In the province of Dalarna, Sweden, there is a high mountain. On the mountain, there is a small cabin where a shepherdess lives. Every morning, the sound of a melodious flute drifts from the neighboring mountain, and the shepherdess responds with her own singing from inside the cabin.

The floor plan of the cabin is a simple polygon with $n$ vertices. Each wall can reflect sound, but due to inevitable energy loss, it can reflect sound at most $k$ times ($k=0$ means sound cannot be reflected). The walls are very smooth, so the reflection of sound follows the law that the angle of reflection equals the angle of incidence, as shown in Figure 1. Corners cannot reflect sound, but all other parts of each wall—even those very close to a corner—can reflect sound.

Figure 1. Reflection of sound

One day, the shepherdess asks herself: In which parts of the cabin can her singing be heard?

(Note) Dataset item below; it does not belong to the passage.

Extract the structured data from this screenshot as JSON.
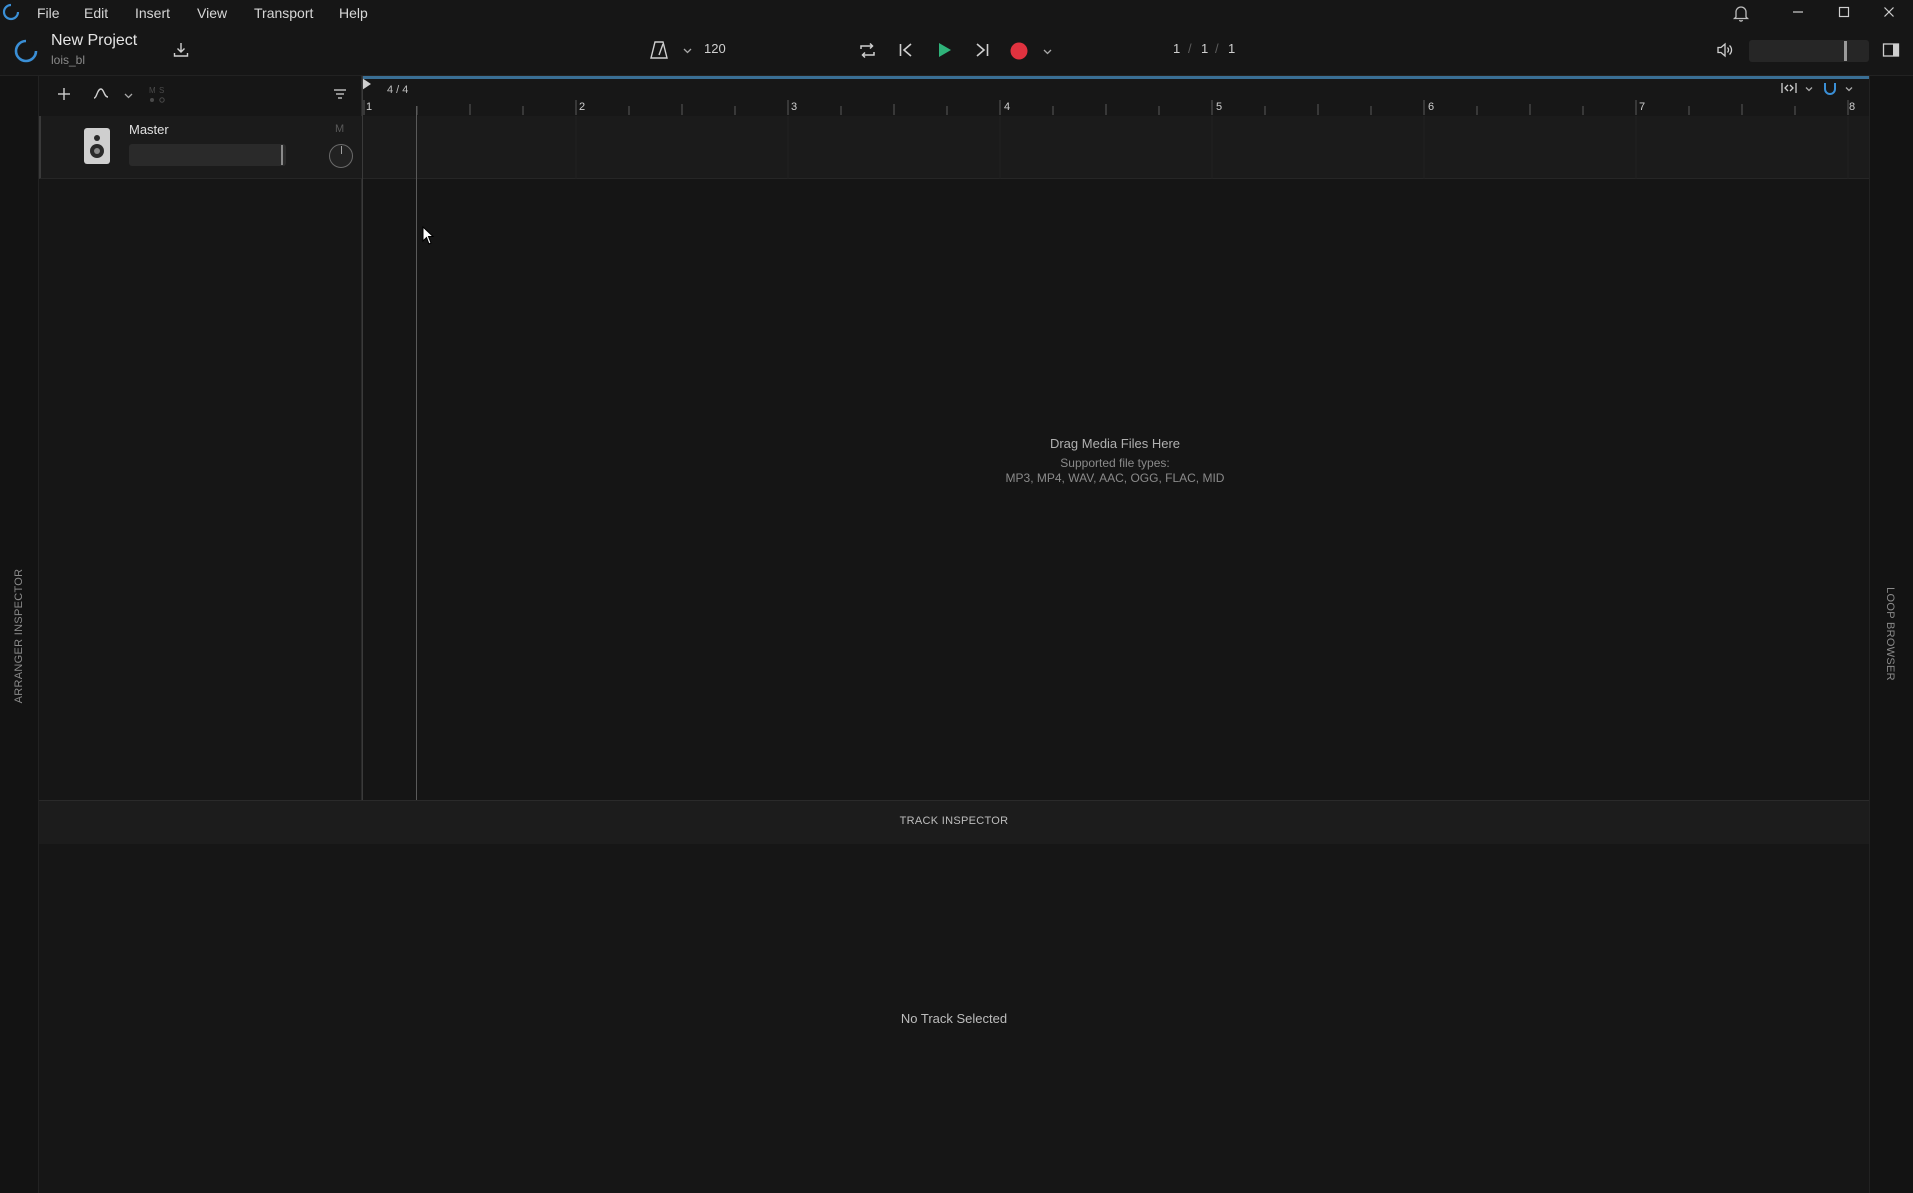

Assuming all listeners are sitting against the walls inside the cabin, what is the total length of the walls that the singing can reach?

The four diagrams in Figure 2 show the initial situation and the regions reached by sound after 0, 1, and 2 reflections, respectively. The gray areas represent the parts where the singing can be heard, and the black dot represents the position of the shepherdess. The goal of this problem is to find the total length of the gray parts along the boundary of the polygon.

Figure 2. Regions where the singing can be heard

Input

The first line contains four integers $n$, $k$, $x$, and $y$, representing the number of corners of the cabin, the maximum number of reflections, and the coordinates of the shepherdess (the shepherdess is guaranteed to be inside the cabin and at least 1 unit away from any wall). The following $n$ lines each contain two integers $x, y$, representing the coordinates of the $i$-th corner. The corners are listed in clockwise or counter-clockwise order.

Output

The output should contain a single real number $L$, representing the total length of the walls where the singing can be heard. Round the result to two decimal places.

Examples

Input 1

5 0 100 135
20 200
200 100
300 125
40 10
100 100

Output 1

469.86

Input 2

8 1 25 15
0 0
0 20
30 20
30 0
20 0
20 10
10 10
10 0

Output 2

106.67

Subtasks

If the absolute difference between the contestant's output and the reference output is no more than $0.02$, the test case is awarded full points. If the difference is greater than $0.02$ but no more than $1$, the test case is awarded $50\%$ of the points. In Example 1, answers between $469.84$ and $469.88$ receive full points, while $468.86$ and $470.86$ receive $50\%$ of the points.

Constraints

$3 \le n \le 50$, $0 \le k \le 5$, all coordinates are integers with absolute values not exceeding $1000$. $50\%$ of the data satisfies $k \le 1$.